Zoals beloofd: van harte gefeliciteerd met deze aanwinst. 
Da's 'n hele mooie Ariadne en daar ga je heel veel (en lang) plezier van / aan beleven.

PS - bij gelegenheid graag ook 'n keer een foto van de achterkant; kunnen we zien of de rotor e.d. hetzelfde of anders zijn.


----------



## Vedette

Het is een handgestoken gouden rotor.


























Ps. Foto's gebruikt van vorige eigenaar


----------



## MHe225

Vedette said:


> Het is een handgestoken gouden rotor.


Dat is wel gruwelijk mooi en heb ik nog niet eerder gezien, zover ik mij kan herinneren. Vraag mij af of dit een "meerwerk optie" is want de paar (internet) foto's die ik gezien heb laten andere rotors zien. Ook omdat het uurwerk van jouw Ariadne gouden "accenten" / elementen heeft. Nog eens, heel erg fraai |>
Ikzelf vind de rotor van versie 2 mooi en apart, maar deze haalt het niet bij het exemplaar dat jij hebt.


----------



## Bidle

Mooi, gefeliciteerd!!!!


----------



## seawolfje

Even weer een schopje met wat info 
Van de Ariadne met het oude logo zijn er ongeveer 150 gemaakt. Deze verschillen bijna allemaal onderling van wege de vele extra mogelijkheden. 
Info komt van van der Klaauw.


----------



## Bidle

Welkom op het forum!


----------



## Blake CognaC

Ik zag deze vraag voorbij komen en zag ook dat de initiator inmiddels is voorzien van dit fantastische uurwerk. Een mooi horloge van een fijn bedrijf. Succes.


----------



## Bert B.

EINDELIJK mijn CvdK Ariadne te pakken. De bovenste is van m'n beste maat, die 'm heeft sinds 2008. Zelf heb ik gisteren 600km gereden om de mijne af te halen, na enkele jaren zoeken.

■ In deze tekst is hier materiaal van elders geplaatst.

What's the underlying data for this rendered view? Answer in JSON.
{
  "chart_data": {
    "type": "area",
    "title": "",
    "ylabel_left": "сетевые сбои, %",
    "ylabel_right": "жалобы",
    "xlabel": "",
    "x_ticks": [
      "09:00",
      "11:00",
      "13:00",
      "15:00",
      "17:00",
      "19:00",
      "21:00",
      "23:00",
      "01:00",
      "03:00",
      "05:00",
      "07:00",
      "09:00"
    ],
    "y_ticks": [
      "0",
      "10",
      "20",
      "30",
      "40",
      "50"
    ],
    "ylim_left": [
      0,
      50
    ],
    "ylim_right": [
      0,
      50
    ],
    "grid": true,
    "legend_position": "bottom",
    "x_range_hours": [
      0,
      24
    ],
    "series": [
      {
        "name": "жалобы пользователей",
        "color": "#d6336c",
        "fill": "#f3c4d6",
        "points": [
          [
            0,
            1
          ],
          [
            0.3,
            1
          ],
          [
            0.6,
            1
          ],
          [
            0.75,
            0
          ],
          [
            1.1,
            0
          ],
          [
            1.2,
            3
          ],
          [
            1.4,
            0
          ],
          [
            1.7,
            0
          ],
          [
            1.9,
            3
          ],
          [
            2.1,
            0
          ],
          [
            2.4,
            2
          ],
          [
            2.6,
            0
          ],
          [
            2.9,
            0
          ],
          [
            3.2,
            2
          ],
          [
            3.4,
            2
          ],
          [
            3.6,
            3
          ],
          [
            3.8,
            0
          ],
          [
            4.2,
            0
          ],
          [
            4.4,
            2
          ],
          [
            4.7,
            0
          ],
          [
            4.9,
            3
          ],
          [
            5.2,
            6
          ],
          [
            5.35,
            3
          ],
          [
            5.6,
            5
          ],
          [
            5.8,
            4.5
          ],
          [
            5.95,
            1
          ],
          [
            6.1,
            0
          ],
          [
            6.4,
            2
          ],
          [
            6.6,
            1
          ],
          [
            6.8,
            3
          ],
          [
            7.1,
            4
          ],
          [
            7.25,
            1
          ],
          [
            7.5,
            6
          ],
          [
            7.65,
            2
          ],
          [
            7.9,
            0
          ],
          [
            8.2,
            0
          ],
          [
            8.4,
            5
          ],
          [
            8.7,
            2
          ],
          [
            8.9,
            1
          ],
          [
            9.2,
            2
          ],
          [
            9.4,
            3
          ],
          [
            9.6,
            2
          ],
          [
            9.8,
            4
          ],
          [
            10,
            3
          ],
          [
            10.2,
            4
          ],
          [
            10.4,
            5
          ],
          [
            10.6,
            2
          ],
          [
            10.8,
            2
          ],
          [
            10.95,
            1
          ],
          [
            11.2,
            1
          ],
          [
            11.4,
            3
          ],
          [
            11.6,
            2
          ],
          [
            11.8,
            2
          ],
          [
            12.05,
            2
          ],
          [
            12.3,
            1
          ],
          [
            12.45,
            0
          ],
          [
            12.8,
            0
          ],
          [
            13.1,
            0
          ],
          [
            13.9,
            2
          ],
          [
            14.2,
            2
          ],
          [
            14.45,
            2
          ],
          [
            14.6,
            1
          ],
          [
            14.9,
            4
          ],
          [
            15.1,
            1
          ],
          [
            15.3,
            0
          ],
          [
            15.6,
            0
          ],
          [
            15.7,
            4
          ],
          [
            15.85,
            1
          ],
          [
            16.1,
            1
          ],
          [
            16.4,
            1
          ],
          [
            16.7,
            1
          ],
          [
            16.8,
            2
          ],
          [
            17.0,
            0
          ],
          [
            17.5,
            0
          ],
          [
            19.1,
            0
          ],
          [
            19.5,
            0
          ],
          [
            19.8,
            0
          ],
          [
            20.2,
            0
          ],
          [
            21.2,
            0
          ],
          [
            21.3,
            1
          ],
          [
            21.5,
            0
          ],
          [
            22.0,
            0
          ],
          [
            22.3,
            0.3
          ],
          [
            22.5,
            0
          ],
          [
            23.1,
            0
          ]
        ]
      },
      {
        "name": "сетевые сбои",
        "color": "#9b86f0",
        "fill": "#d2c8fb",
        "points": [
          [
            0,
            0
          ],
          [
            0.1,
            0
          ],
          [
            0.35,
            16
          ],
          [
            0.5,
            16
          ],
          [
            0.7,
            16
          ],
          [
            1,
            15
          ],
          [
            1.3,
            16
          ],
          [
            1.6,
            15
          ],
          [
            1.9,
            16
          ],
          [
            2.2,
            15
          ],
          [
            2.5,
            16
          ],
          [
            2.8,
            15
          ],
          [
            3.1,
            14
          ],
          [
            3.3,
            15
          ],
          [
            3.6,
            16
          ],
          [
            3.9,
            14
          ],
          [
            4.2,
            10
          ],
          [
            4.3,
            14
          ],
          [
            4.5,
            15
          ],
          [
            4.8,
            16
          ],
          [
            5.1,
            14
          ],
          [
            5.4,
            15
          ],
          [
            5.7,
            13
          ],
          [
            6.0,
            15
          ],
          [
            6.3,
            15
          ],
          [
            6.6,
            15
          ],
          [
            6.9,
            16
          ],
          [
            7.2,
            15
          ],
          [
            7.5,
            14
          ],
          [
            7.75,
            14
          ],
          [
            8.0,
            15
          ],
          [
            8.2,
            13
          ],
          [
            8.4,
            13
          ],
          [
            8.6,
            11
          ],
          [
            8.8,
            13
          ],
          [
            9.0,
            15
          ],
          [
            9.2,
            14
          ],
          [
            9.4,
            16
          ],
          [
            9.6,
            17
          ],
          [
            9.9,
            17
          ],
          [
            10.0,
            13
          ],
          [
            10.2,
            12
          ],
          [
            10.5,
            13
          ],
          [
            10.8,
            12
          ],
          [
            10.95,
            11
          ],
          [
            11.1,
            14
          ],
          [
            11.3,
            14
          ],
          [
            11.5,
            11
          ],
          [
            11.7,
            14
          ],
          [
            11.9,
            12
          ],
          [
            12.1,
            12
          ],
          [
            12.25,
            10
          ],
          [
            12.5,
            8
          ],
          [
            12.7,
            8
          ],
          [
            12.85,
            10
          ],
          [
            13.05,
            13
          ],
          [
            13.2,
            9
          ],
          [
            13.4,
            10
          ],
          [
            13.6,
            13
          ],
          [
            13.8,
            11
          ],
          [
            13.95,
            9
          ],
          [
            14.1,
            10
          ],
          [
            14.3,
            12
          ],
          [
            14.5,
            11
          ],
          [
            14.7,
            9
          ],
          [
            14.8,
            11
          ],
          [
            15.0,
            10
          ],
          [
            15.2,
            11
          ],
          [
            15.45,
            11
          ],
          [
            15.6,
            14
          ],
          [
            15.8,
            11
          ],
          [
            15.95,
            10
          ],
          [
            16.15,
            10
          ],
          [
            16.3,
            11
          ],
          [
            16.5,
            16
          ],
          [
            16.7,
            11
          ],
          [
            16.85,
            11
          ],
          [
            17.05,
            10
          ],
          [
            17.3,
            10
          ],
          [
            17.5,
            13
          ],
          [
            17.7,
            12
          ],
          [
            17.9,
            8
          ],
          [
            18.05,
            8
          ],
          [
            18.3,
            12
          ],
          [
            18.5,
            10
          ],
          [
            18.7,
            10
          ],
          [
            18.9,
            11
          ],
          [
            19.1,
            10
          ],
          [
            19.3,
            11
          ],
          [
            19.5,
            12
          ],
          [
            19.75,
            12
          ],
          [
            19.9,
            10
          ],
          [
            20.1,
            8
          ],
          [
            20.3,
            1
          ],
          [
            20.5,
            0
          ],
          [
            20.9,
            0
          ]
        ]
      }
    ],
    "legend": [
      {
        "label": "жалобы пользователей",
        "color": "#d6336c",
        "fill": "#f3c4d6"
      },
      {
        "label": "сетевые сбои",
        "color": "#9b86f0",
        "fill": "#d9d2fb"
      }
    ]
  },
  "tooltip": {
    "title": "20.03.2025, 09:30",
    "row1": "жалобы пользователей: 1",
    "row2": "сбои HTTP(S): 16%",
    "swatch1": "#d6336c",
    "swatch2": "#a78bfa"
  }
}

Vraagje aan 't forum: wij hebben er beide geen nummers op staan (op sommige foto's zie ik wel nummers), en mijn rode wijzertje van de stopwatch heeft ook niet 't bolletje onderaan, terwijl ik op foto's van andere Ariadnes een 'ronde' onderkant zie.

Alvast bedankt voor jullie reacties, en blij dit forum gevonden te hebben ...

Gr.,
B.


----------



## MHe225

Gefeliciteerd, Bert, een hele mooie aanwinst. Daar wil je inderdaad wel een stukje voor omrijden. Hebben jullie meer foto's gemaakt (anders, suggestie voor een volgende keer)? Zou graag een "frontale foto" van beide zien. In bovenstaande foto lijkt de wijzerplaat van jouw Ariadne crème-kleuriger dan die van jouw vriend.

Ikzelf heb een Ariadne van de tweede generatie en er zijn toch wel een paar verschillen. Nummer 75 - staat alleen op het kaartje en garantiebewijs en niet (zichtbaar) in het horloge gegraveerd.

Het "bolletje" aan de secondewijzer is een contragewicht om deze netjes te balanceren. Volgens mij zie ik deze in de foto dus waarschijnlijk begrijp ik niet helemaal waar jij aan refereert. Sorry.


----------



## Bert B.

Hee MHe225,

Een 'frontale' foto van beide hebben we niet.

De wijzerplaat van de mijne is inderdaad 'geler'. Dat schijnen de eerste gemaakte zijn. Daar zijn er zeker minder dan 50 van, en misschien zelfs minder dan 20 (interne info van van der Klaauw volgens de verkoper). CvdK bestelde die wijzerplaten per 50, en er zouden er nog een aantal in 't atelier liggen. Dat wordt me nog bevestigd, en waarschijnlijk ook 't aantal wat daar nog ligt.

Als je kijkt naar de rode secondewijzer van 't bovenste klokje, zie je aan 't einde een bolletje. Bij mijn klok (de onderste) eindigt deze wijzer 'spits', en is er geen 'bolletje'. Kan 't zo niet meteen beter uitleggen, sorry ;-).

Die die jij hebt is dan met een zonnetje rechts, ipv het familieschild van CvdK (kippenpootje) ??

Gr.,
B.


----------



## MHe225

Bert B said:


> .... Die die jij hebt is dan met een zonnetje rechts, ipv het familieschild van CvdK (kippenpootje) ??


Inderdaad met zonnetje, zie de eerste / bovenste foto in post #4 van deze draad.

Je hebt echt een hele mooie aanwinst gescoord; versie 1 is net mooier en aparter dan versie 2. Veel plezier ermee!


----------



## Bert B.

Correctie: er werd me bevestigd dat er toch geen gele wijzerplaten meer bij CvdK liggen, dus zijn er toch 50 horloges gemaakt met de gele wijzerplaat.

Gr.,
Bert.


----------



## hendrikus

Ik heb er nog een met kraaienpoot in de kast liggen, krijgt geen draagtijd.
Engelse datum aanduiding, horloge was gekocht door een Canadees.


----------



## Bert B.

Hallo Hendrikus,

Heb je foto's van deze klok ajb ??

Gr.,
Bert.


----------